The divide is more than geographical, however. As this exit poll makes clear, younger people voted Remain while older people voted Leave, thus swinging the vote away from the people who will experience Brexit most keenly and for the longest. This statistic itself is fueling anger among the young, but there’s no denying a basic truth: this was a referendum with a high turnout, in which the Leave camp won.
Two days later, the question has become this: Who will dare to pull the trigger on article 50?
The EU seems united at this early juncture:
They spoke with one voice, in essence: “There’s the door. Please don’t let it slam on your way out.”
Gary Younge captured the Friday morning mood.
After this vote the UK is diminished, our politics poisoned, by Gary Younge (The Guardian)
… Britain is no more sovereign today than it was yesterday. We will leave the EU but remain within the neoliberal system. Left to the mercy of the markets we are arguably now less capable of directing our affairs than we were. We are not independent. We are simply isolated.

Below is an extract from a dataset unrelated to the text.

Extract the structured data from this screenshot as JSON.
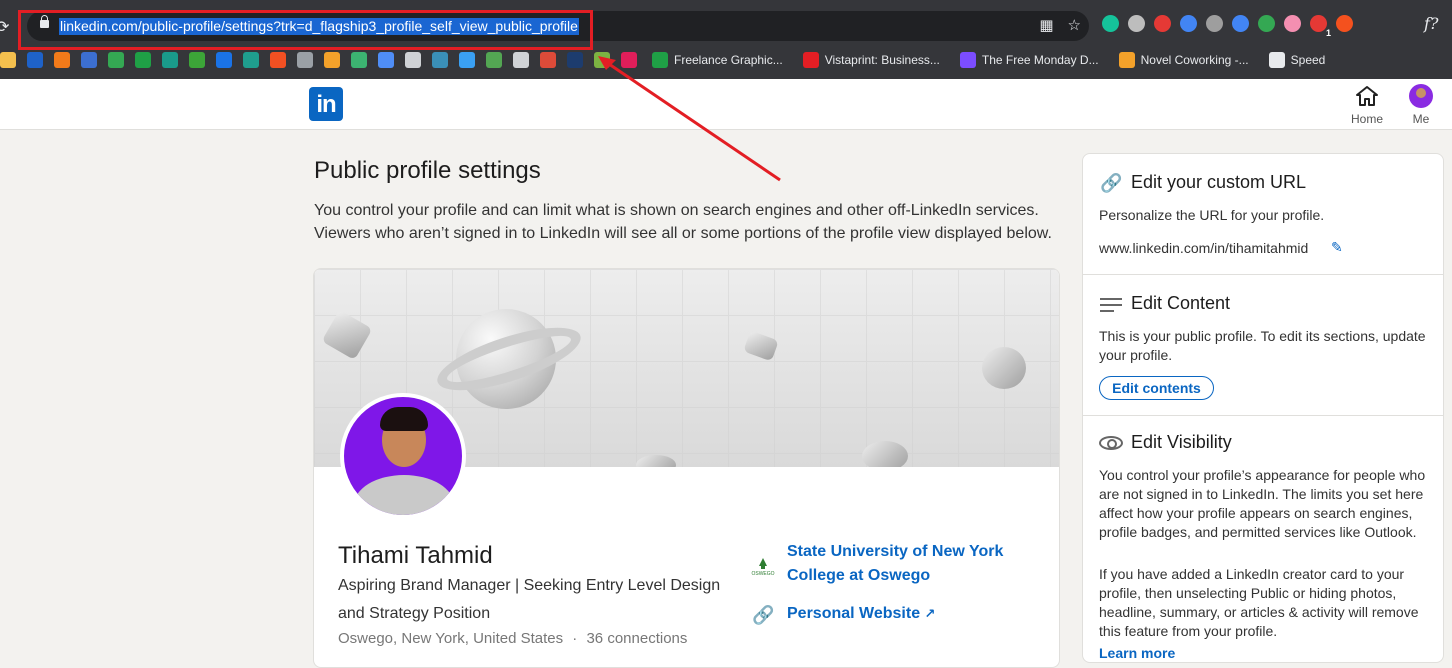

We are also diminished. Our politics are poisoned, our discourse is fragile, our leaders are discredited. Facts ceased to matter, knowledge ceased to be valued, compassion appeared to evaporate. As large majorities for one side or the other racked up in various parts of the country it became clear that for many of us, beyond our families, we didn’t just disagree with the other side. We literally didn’t know them. Britain is not greater for this decision and this campaign but smaller, weaker and more vulnerable.